# ATE vs ATET vs ATEU
Julian Hsu
30-july-2023


The purpose of this script is to demonstrate the difference between the Average Treatment Effect (ATE), Average Treatment Effect on the Treated (ATET), and Average Treatment Effect on the Untreated (ATEU). 

We will 

In [73]:
import numpy as np
import pandas as pd
import statsmodels.api as sm


%matplotlib inline

import matplotlib
import matplotlib.pyplot as plt

from sklearn.linear_model import LogisticRegression, LinearRegression, Ridge
from sklearn.ensemble import RandomForestClassifier, RandomForestRegressor
from sklearn.model_selection import cross_val_predict

import stnomics as st


## DGP Functions

In [64]:
def dgp(N=1000, at_mean=1):
    ## Initialize data frame of covariates
    data=pd.DataFrame(
        data={'x0':np.random.uniform(0,1,N)
             ,'x1':np.random.uniform(0,1,N)})
    x_list = [d for d in data.columns if 'x' in d]
        
    ## Determine the baseline outcome
    y0 = np.dot(data[x_list]
                              ,np.random.uniform(1,3,len(x_list)) )
    y0 += np.random.normal(0,0.25, N)
    
    ## Determine the impact which is correlated with the baseline outcome
    at = np.random.normal(at_mean,1, N)
    
    ## Determine treatment indicator
    ## based on the baseline outcome and impact and noise
    data['w'] = (np.exp(y0 + at) / (1+np.exp(y0+at)) + np.random.uniform(-1,1,N) > 1 ).astype(float)

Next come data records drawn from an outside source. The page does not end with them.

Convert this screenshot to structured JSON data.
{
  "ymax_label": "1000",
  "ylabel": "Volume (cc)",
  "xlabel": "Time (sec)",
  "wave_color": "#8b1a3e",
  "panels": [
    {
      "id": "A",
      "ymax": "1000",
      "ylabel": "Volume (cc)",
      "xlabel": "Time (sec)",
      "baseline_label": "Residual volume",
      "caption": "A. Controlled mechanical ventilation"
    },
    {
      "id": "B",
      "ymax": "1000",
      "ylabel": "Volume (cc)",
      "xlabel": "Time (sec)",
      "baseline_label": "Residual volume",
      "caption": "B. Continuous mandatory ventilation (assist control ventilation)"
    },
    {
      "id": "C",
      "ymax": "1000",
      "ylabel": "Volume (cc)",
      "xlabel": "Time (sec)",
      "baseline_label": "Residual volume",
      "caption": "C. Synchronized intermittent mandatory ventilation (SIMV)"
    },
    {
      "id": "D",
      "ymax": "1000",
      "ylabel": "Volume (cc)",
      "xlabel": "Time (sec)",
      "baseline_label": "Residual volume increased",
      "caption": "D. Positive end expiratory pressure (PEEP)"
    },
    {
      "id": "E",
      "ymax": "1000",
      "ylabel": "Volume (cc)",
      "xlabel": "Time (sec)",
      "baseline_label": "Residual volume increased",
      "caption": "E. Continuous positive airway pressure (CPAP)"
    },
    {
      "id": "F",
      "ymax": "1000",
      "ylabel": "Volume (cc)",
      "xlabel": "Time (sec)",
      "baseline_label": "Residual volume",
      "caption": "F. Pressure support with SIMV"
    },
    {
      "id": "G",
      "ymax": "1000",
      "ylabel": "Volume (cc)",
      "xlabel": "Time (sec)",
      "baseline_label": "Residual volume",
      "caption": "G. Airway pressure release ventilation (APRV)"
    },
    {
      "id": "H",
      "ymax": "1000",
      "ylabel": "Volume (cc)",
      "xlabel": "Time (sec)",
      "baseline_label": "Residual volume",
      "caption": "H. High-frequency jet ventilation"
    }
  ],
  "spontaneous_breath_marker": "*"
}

    ## Calculate observed outcome
    y_obs = np.dot(data[x_list]
                              ,np.random.uniform(-1,1,len(x_list)) )\
            + np.random.normal(0,0.25,N)
    y_obs += data['w']*at
    data['y'] = y_obs
    data['at'] = at
    data['y0'] = y0
    
    return data
    

## Simulate different iterations to show that OLS estimates the ATET


In [89]:
atu_list=[]
att_list=[]
ate_list=[]
ols_est = []
sim_times = 10
for s in range(sim_times):
    df= dgp()
    X = sm.add_constant(df[['x0','x1','w']])
    ols_fit = sm.OLS( df['y'], X).fit()
    ols_estimate = ols_fit.params['w']
    true_atu = df.loc[df['w']==0]['at'].mean()
    true_att = df.loc[df['w']==1]['at'].mean()
    true_ate = df['at'].mean()
    # df.groupby('w')['at'].describe()
    atu_list.append(true_atu)
    att_list.append(true_att)
    ate_list.append(true_ate)
    ols_est.append(ols_estimate)